"Ik heb altijd gedacht dat het Paradijs een soort bibliotheek zou zijn" - Jorge Luis Borges

We zijn God niet

Dinsdag, 22 februari, 2022

Geschreven door: Jim van Os, Myrrhe Spronsen
Artikel door: Evert van der Veen

Je mag het zélf doen 

[Recensie] Onder de prikkelende titel

Basisgedachte in We zijn God niet is dat de behandelende arts niet meer de exclusieve deskundige is die de diagnose stelt en vervolgens het traject van behandeling uitzet waarin de patiënt meegaat. De ondertitel Pleidooi voor een nieuwe psychiatrie van samenwerking geeft de richting van dit boek al aan: arts en patiënt trekken samen op, zijn gelijkwaardig aan elkaar en uiteindelijk is de patiënt doorslaggevend. De patiënt is er vanaf het begin actief bij betrokken en is mondig en verantwoordelijk in het proces van herstel.

Jim van Os is hoogleraar psychiatrie aan het Universitair Medisch Centrum Utrecht en schreef in 2017 het boek De DSM-5 voorbij! waarin hij pleit voor een persoonlijke diagnostiek zonder standaard vragenlijstjes. Hij zegt: “Ik wilde dit keer niet weer een boek schrijven over wat er verkeerd is aan de DSM. In Wij zijn god niet onderzoeken Myrrhe en ik hoe wij binnen de wetgeving, kostenstructuur en praktijk van het huidige zorgstelsel de GGZ betekenisvol vorm kunnen geven.”

Creatieve kracht
Myrrhe van Spronsen is gepromoveerd in de neurowetenschappen en is arts en kunstenaar. Tijdens haar opleiding tot psychiater kreeg zij voor de eerste keer een psychose en die persoonlijke ervaring heeft haar leven en haar visie op de gezondheidzorg ingrijpend veranderd.

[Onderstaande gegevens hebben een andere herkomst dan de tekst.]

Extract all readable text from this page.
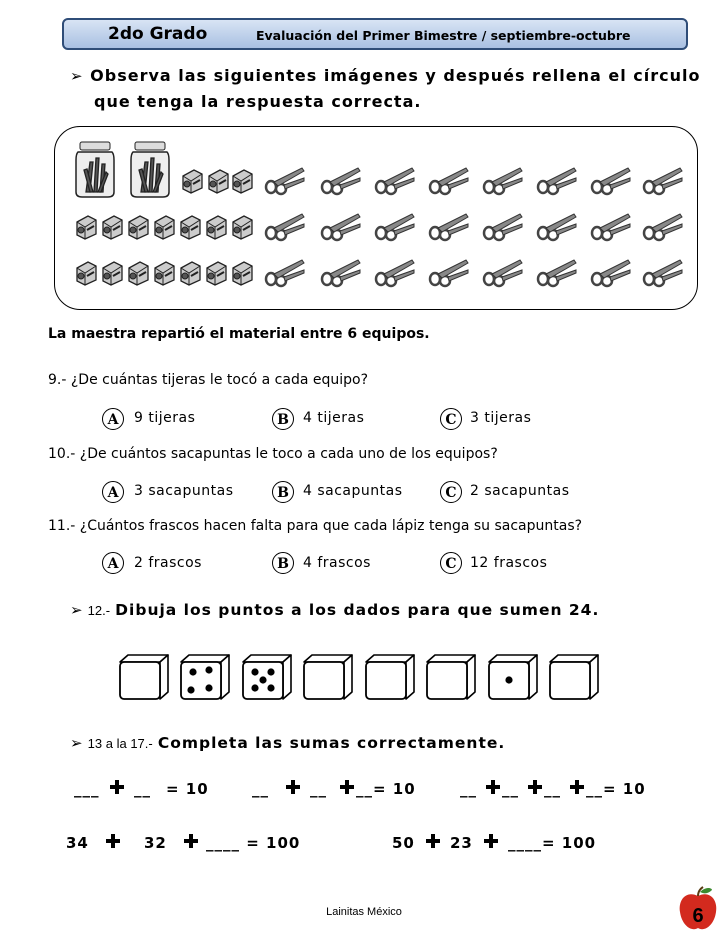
2do Grado	Evaluación del Primer Bimestre / septiembre-octubre
➢ Observa las siguientes imágenes y después rellena el círculo
que tenga la respuesta correcta.
La maestra repartió el material entre 6 equipos.
9.- ¿De cuántas tijeras le tocó a cada equipo?
10.- ¿De cuántos sacapuntas le toco a cada uno de los equipos?
11.- ¿Cuántos frascos hacen falta para que cada lápiz tenga su sacapuntas?
A	9 tijeras	B	4 tijeras	C 3 tijeras
A	3 sacapuntas	B	4 sacapuntas	C 2 sacapuntas
A	2 frascos	B	4 frascos	C 12 frascos
➢ 12.- Dibuja los puntos a los dados para que sumen 24.
➢ 13 a la 17.- Completa las sumas correctamente.
___ __ = 10	__	__ __= 10	__ __ __ __= 10
34	32	____ = 100	50 23 ____= 100
Lainitas México	6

“Studenten geneeskunde worden nog steeds opgeleid met het idee dat zij symptomen moeten bestrijden”, licht zij toe. “Uit eigen ervaring weet ik nu dat deze benadering tekortschiet. Mijn psychose heeft mij – ondanks alles – veel gebracht. Ik ontdekte dat ik ongekende momenten van creativiteit heb. Een creatieve kracht die ik wil omarmen. Ik ben meer dan een reductie van symptomen en behandelbare ziekte. In mijn werk als arts en kunstenaar heeft de psychose mij verrijkt en persoonlijke groei gegeven. Die kant van psychisch lijden en het integreren van die ervaring in het dagelijks leven mis ik in de behandeling.”

Cocreatie

Pf

De GGZ is volgens de auteurs sinds de marktwerking in de zorg en de invoering van de diagnose – behandelcombinaties (DBC’s) te veel een economische activiteit geworden. Psychische hulp is ingedeeld in verschillende productiestraten, waarin behandelaars per minuut en behandeling een vergoeding krijgen. Dit systeem komt de kwaliteit van de zorg niet ten goede.

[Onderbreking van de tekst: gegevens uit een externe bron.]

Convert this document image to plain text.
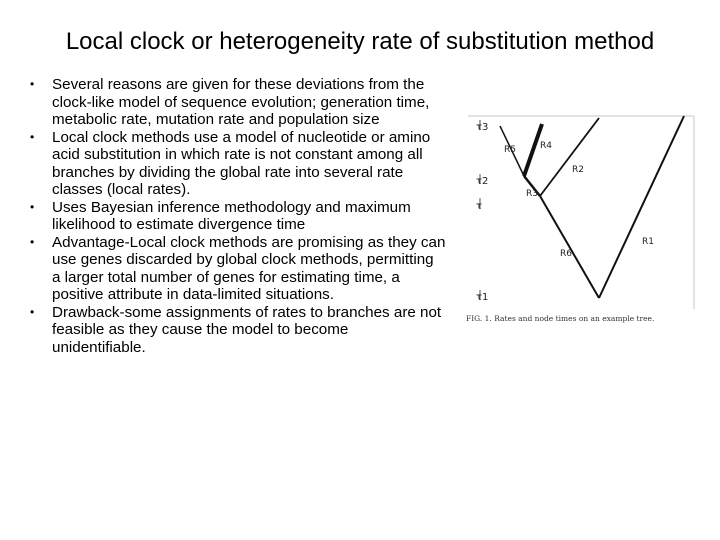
Local clock or heterogeneity rate of substitution method
• Several reasons are given for these deviations from the clock-like model of sequence evolution; generation time, metabolic rate, mutation rate and population size
• Local clock methods use a model of nucleotide or amino acid substitution in which rate is not constant among all branches by dividing the global rate into several rate classes (local rates).
• Uses Bayesian inference methodology and maximum likelihood to estimate divergence time
• Advantage-Local clock methods are promising as they can use genes discarded by global clock methods, permitting a larger total number of genes for estimating time, a positive attribute in data-limited situations.
• Drawback-some assignments of rates to branches are not feasible as they cause the model to become unidentifiable.
τ3
τ2
τ
τ1
R5	R4
R2
R3
R6
R1
FIG. 1. Rates and node times on an example tree.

In het boek Wij zijn god niet, beschrijven de auteurs op basis van gesprekken met wetenschappers en ervaringsdeskundigen een nieuwe weg die behandelaars binnen de GGZ kunnen inslaan. Zij beogen zorg die aandacht heeft voor mentale gezondheid en psychisch lijden en voor de rol die het bewustzijn en het zelfhelend vermogen daarin speelt. Van Spronsen en Van Os noemen dit het ‘ecosysteem mentale gezondheid’. De basisgedachte is dat arts en patiënt samenwerken.

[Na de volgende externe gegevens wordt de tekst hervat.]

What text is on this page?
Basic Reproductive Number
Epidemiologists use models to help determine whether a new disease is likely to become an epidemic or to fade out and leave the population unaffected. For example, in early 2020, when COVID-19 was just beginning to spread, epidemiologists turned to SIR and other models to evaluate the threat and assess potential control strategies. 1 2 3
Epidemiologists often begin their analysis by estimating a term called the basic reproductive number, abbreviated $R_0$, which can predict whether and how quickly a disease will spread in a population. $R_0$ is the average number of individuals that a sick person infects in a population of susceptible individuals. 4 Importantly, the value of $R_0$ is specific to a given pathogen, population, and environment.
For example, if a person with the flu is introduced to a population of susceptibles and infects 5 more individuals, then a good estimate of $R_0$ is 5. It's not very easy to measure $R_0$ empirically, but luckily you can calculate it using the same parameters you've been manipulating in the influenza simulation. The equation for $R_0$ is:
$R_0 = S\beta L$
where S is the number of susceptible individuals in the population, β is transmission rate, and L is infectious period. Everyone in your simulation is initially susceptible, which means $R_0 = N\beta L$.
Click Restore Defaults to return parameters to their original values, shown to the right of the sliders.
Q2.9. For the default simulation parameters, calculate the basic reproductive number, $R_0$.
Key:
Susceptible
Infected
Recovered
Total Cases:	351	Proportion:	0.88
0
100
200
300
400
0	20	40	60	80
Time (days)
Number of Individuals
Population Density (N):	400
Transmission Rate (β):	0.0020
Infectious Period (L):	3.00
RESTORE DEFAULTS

In gespreksgroepen onder leiding van een ervaringswerker en een traditionele behandelaar kiezen mensen zelf hoe ze willen werken aan verandering.

Wie is van hout…
Het pleidooi in We zijn God niet klinkt als een verre echo van het destijds geruchtmakende boek Wie is van hout dat onlangs werd besproken. Auteur en psychiater Jan Foudraine stelt in dit boek, dat in de zeventiger jaren verscheen, de toenmalige situatie in de psychiatrie kritisch aan de orde. Ook hij wil de mens weer centraal stellen want de opkomende tendens om via DSM (Diagnostic and Statistical Manual of Mental Disorders = diagnostisch en statistisch handboek voor psychische stoornissen) een diagnose te stellen, werd steeds sterker.

De eerste versie van DSM verscheen in 1952, de tweede in 1968 en sindsdien zijn er nog vijf nieuwe versies verschenen die ook steeds werden uitgebreid en daarmee ook belangrijker werden.

Ik denk dat Foudraine de gedachte in We zijn God niet volledig zou kunnen onderschrijven. Zoals veel organisaties en instituties is ook de gezondheidszorg een bolwerk geworden waarin regels en voorgeschreven gedragslijnen allesbepalend zijn geworden. Het is daarom goed dat er mensen zijn die een helder en krachtig tegengeluid laten horen zoals in “We zijn God niet” dan ook gebeurt. Het boek is met enige aandacht goed te lezen.